Right now, the FDA considers “fragrance” a trade secret and therefore the ingredients that makeup “fragrance” are undisclosed. The term fragrance can include as many as 3,000 different chemicals, all unregulated. Unilever just announced they will be disclosing their fragrance ingredients by the end of this year. Let’s see if other companies follow suit. Best bet, avoid fragrance when possible as there is no way of knowing what it includes.
The W3LL PEOPLE product line is pricier than my current makeup, 2-4 times higher. However, it seems on par with other products in the natural beauty market as well as higher end department store brands.
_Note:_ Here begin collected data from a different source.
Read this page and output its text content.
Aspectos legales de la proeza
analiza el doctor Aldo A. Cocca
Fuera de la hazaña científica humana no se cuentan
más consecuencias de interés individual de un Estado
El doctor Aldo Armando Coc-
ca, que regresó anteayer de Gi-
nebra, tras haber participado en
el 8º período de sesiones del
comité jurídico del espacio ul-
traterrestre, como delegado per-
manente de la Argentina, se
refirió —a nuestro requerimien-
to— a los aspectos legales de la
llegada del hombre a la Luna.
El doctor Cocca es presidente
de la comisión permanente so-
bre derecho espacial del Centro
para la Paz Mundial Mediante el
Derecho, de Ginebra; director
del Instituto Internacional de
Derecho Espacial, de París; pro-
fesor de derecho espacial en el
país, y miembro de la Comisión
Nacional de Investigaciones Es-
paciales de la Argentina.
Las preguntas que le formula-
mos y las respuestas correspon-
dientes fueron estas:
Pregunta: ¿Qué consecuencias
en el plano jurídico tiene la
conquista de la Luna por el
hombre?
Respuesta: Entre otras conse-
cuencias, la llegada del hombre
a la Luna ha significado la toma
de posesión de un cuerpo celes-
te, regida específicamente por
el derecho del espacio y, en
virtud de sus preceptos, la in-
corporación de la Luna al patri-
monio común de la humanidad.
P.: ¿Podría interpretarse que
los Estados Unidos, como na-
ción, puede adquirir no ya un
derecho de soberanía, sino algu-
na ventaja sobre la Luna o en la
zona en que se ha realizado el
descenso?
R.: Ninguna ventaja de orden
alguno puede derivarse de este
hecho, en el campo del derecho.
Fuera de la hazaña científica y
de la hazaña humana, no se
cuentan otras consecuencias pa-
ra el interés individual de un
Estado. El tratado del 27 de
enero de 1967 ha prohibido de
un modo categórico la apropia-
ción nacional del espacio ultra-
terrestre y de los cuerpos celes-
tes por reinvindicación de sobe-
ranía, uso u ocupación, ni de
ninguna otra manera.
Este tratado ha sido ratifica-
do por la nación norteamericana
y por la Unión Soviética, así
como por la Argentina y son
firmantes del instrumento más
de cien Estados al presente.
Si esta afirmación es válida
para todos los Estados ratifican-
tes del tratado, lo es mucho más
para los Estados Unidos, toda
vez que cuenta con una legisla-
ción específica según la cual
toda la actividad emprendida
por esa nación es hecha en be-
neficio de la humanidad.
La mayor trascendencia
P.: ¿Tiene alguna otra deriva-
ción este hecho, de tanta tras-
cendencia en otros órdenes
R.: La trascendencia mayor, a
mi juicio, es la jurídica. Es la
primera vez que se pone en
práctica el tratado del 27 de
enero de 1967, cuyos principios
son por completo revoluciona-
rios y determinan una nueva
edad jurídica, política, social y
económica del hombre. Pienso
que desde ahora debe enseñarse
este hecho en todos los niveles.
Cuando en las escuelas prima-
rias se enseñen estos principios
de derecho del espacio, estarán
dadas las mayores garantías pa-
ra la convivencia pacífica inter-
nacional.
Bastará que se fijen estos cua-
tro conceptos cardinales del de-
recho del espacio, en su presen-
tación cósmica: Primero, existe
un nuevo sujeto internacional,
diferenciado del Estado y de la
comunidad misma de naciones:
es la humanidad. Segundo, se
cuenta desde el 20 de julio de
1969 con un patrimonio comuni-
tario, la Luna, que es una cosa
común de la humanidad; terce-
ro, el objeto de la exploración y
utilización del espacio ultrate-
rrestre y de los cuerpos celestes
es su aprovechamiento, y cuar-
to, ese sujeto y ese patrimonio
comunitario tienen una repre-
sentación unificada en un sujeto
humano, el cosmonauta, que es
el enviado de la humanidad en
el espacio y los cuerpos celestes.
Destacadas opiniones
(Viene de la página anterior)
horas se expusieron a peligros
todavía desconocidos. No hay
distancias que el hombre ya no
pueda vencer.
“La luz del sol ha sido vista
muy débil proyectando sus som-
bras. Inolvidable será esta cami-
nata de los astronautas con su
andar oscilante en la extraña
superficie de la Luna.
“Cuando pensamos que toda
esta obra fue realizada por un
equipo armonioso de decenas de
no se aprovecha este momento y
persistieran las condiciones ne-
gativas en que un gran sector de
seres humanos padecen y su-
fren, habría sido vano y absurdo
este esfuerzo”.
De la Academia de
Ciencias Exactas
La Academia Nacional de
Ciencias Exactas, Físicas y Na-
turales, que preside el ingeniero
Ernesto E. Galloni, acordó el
It turns out that there are several natural cosmetics companies out there. I found one website that offers a wide range of products, Credo Beauty. Target has a new dedicated section in stores and online for natural products. In fact, most major beauty supply stores also carry natural makeup. The key is to read up on them (natural is not always better). Even natural makeup is not always cruelty-free. The good news is it seems this is a trend that isn’t going away and even though the FDA isn’t regulating what we use, the retailers have listened to what consumers want and are stepping up.
DO I RECOMMEND IT?
I am convinced that buying green makeup is a good idea. But I’m still a little on the fence on this particular brand. I would not recommend the eyeliner as I just couldn’t get it to work for me. As for the concealer and mascara, I am enjoying them now. However, I plan to keep looking into various options and may come back to them in the future. If avoiding toxins and using cruelty-free makeup is important for you but you’re feeling overwhelmed by replacing a dozen or more products, I would just start with one item and go from there. Voting with our wallets is one of the best ways to let companies (and retailers) know what’s important to us.